Every Sparrow that Falls – Chapter Seven

So far, so good, Flip thought. The human was following the newly effective communicators. There was a tense moment when he just screamed for no reason. If she hadn’t spent so much time with the Captain, she might have reacted badly. As it was, the human’s guides almost dissipated themselves. But they held together and didn’t show much outward reaction. They were well trained, even if their construct leader was a little loopy.

They led their charge to the building with the machines. This whole area of the city was dedicated to cultural pursuits. One section was an art gallery, another a media repository. Within that building, in a protected bunker well beneath the eroding surface structures, lived the machines. Not all of the machines. But the majority of those that were found in this city. And only the sentients. Before the Abandonment, humanity maintained an unhealthy dependance on computers. Of course, this led to the eventual transformation of those left behind into the form Flip now held. But the machines, stupid and only barely alive, were still treated with disdain amongst those left behind.

And now they held the key to communicating with the newcomer. Flip watched the man as he walked calmly behind his guides. Flip assumed he was calm. Apart from the screaming he hadn’t shown any signs of agitation. But of course, the last time Flip had seen an agitated human was her own reflection in the mirror as the drill came down towards her skull to insert the probes…
The Captain came up behind her to see what was happening. ‘Is that. A real person?’

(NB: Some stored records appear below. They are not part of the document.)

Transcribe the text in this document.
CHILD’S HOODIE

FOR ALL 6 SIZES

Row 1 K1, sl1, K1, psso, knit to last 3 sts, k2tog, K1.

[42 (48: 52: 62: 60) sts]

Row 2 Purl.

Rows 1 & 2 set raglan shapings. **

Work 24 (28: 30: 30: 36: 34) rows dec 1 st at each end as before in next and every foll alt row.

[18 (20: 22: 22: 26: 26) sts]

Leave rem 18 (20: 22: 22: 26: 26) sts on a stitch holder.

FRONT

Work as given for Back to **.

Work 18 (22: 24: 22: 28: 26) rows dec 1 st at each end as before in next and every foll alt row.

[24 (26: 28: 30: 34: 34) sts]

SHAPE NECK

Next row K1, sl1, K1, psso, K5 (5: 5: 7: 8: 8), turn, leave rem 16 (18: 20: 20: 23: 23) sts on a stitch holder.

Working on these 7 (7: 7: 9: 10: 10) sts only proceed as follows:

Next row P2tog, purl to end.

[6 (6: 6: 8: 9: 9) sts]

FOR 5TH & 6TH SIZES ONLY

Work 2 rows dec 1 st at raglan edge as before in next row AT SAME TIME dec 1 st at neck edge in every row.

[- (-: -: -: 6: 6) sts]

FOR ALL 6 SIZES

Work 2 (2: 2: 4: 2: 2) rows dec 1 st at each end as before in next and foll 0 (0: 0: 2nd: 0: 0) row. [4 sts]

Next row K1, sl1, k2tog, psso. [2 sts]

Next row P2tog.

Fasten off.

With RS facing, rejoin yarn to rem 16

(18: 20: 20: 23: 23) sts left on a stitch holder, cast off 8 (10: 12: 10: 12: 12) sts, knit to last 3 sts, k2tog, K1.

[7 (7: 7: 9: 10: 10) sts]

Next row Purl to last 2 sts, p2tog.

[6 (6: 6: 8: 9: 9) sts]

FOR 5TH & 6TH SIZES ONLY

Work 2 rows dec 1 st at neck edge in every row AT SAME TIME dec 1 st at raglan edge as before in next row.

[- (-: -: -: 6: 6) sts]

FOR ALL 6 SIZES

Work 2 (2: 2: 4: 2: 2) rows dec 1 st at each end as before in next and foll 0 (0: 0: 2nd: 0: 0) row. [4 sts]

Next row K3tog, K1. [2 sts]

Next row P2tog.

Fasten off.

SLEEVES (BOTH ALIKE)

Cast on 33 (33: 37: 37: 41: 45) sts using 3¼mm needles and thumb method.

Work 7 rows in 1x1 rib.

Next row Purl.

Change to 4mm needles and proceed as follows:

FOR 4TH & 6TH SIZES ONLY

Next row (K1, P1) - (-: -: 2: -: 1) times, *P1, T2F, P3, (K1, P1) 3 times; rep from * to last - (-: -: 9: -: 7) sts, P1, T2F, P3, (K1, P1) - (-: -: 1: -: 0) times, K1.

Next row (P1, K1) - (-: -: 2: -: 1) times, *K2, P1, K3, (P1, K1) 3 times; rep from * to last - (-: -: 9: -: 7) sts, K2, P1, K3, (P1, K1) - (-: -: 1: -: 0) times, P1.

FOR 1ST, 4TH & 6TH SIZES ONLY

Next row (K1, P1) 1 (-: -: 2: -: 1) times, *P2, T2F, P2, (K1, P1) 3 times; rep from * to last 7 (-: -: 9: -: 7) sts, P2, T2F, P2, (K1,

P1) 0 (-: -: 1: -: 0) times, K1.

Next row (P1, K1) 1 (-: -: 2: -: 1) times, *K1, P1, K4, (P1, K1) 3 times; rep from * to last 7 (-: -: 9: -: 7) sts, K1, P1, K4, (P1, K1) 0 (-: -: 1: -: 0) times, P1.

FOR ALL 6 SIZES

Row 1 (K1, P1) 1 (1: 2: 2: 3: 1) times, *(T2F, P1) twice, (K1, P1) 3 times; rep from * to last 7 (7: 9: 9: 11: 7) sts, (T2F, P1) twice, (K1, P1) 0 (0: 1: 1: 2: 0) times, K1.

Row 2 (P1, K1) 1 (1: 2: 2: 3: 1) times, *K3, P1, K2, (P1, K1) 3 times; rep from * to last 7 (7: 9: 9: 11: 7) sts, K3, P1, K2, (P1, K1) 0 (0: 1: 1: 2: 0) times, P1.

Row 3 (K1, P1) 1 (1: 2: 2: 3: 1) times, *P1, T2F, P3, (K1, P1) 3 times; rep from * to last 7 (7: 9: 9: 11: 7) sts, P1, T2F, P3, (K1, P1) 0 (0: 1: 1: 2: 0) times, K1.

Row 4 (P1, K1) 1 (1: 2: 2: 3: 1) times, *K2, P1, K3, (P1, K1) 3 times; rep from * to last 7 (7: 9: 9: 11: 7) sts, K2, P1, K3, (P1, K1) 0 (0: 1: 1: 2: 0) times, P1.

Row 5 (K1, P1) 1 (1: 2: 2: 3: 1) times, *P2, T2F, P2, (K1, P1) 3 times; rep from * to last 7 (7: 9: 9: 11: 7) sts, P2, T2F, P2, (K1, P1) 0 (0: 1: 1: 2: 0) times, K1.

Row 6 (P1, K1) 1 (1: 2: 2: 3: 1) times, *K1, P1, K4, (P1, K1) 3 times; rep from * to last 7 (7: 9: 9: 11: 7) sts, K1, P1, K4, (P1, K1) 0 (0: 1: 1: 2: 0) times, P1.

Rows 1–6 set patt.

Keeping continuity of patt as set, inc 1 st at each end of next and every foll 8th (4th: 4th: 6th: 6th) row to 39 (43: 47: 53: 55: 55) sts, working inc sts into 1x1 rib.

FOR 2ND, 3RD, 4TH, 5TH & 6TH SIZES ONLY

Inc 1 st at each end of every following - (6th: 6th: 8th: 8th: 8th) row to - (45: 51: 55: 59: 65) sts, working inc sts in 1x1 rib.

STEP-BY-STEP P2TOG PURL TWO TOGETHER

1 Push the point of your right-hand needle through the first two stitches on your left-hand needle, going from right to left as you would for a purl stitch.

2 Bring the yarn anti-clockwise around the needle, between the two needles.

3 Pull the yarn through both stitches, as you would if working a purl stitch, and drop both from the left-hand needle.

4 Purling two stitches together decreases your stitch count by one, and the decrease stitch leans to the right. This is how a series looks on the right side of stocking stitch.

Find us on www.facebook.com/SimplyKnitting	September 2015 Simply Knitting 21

‘Yes, Captain,’ Flip replied. ‘I am sorry that I upset you.’

‘Me? Never. Everything will be. All right. In the end. The Enterprise is. Probably looking for me. Right now.’ Flip gave an affirmative signal. Of course, Kirk had been created almost a thousand years ago now, so if he had come here in a transporter accident, as he maintained, there was little chance of his crew still trying to find him.

‘Where are. They going?’ the Captain asked.

‘Down to the machines,’ Flip answered. ‘We cannot communicate with him. He cannot hear us and his technology is too different to interface with our systems. At least the machines can talk directly to him. Work as intermediaries.’

‘Don’t trust. The Machines,’ Kirk said. ‘Every time. We’ve encountered a. Sentient computer. It has tried. To kill us!’

‘That doesn’t sound plausible,’ Flip said, still watching the screen. The human was following his guides down a flight of metal stairs, into the lair of the machines. ‘Of course, we did have some problems with the machines wanting to take over in the early days, but now, they are under our control. They do our bidding.’

The Captain snorted. ‘How many times. Have I heard. That?’

‘We are pure energy. They cannot harm us,’ Flip said.

‘And your human. Visitor?’

Flip hadn’t sworn in a thousand years, but when the shooting started, she let out a curse that burnt out the circuits on the viewscreen. But by then, she was long gone.